Data were extracted from a 3-month prospective observational study which enrolled 909 patients with MDD in psychiatric care settings; this analysis focused on the Chinese patients (n?=?300). Depression severity was assessed using the Clinical Global Impression of Severity (CGI-S) and 17-item Hamilton Depression Rating Scale (HAMD-17); somatic symptoms were assessed using the patient-rated 28-item Somatic Symptom Inventory (SSI). Cluster analysis using baseline SSI scores grouped patients into three clusters with no/mild, moderate, or severe somatic symptoms. Four SSI factors (pain, autonomic symptoms, energy, and central nervous system) were defined, and regression analyses identified which factors were associated with remission at 3 months.
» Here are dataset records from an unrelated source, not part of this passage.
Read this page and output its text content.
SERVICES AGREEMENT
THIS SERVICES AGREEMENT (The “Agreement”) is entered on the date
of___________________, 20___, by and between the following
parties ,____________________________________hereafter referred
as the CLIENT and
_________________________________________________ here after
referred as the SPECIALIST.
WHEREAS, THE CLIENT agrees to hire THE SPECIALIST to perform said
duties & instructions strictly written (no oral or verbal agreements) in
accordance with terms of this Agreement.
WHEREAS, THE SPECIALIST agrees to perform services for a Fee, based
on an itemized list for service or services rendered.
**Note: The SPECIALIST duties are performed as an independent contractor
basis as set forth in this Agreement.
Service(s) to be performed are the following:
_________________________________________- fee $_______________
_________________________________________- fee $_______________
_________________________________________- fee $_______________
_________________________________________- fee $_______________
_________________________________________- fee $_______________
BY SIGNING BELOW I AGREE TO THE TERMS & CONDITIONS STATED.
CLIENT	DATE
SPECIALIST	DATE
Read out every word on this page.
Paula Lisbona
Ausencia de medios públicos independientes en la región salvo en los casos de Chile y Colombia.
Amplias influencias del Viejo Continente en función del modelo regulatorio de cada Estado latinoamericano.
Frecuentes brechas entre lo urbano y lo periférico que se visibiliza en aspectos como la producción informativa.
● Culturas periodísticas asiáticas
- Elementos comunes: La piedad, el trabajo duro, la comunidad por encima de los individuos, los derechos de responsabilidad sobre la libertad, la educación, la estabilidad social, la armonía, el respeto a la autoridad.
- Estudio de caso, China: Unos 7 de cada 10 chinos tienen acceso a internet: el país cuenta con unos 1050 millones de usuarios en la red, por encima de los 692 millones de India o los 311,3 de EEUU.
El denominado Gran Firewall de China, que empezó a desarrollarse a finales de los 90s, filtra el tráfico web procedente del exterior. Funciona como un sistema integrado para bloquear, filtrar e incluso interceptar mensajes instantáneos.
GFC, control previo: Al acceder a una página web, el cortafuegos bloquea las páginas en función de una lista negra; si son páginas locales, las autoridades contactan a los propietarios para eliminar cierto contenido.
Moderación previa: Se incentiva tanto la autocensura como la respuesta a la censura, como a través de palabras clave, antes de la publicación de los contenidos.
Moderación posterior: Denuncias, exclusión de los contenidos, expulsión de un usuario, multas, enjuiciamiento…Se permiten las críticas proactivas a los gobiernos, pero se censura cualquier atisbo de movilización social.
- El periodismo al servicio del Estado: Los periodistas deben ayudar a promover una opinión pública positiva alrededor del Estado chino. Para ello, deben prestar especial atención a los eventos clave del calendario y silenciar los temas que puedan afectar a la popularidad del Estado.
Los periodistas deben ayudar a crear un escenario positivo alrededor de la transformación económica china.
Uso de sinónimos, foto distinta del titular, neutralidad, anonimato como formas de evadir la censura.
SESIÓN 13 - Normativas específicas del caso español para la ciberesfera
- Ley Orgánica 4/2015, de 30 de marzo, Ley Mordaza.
More than 70% of the patients had moderate or severe somatic symptoms. Baseline depression severity (HAMD-17 and CGI-S scores) was associated with more severe somatic symptoms. Remission rates differed between clusters of patients: 84.1%, 72.0%, and 55.3% for no/mild, moderate, and severe somatic symptoms, respectively (P?=?0.0034). Pain symptoms were the somatic symptoms more strongly associated with lower remission rates at 3 months.
Somatic symptoms are associated with greater clinical severity and lower remission rates. Among somatic symptoms, pain symptoms have the greatest prognostic value and should be taken into account when treating patients with depression.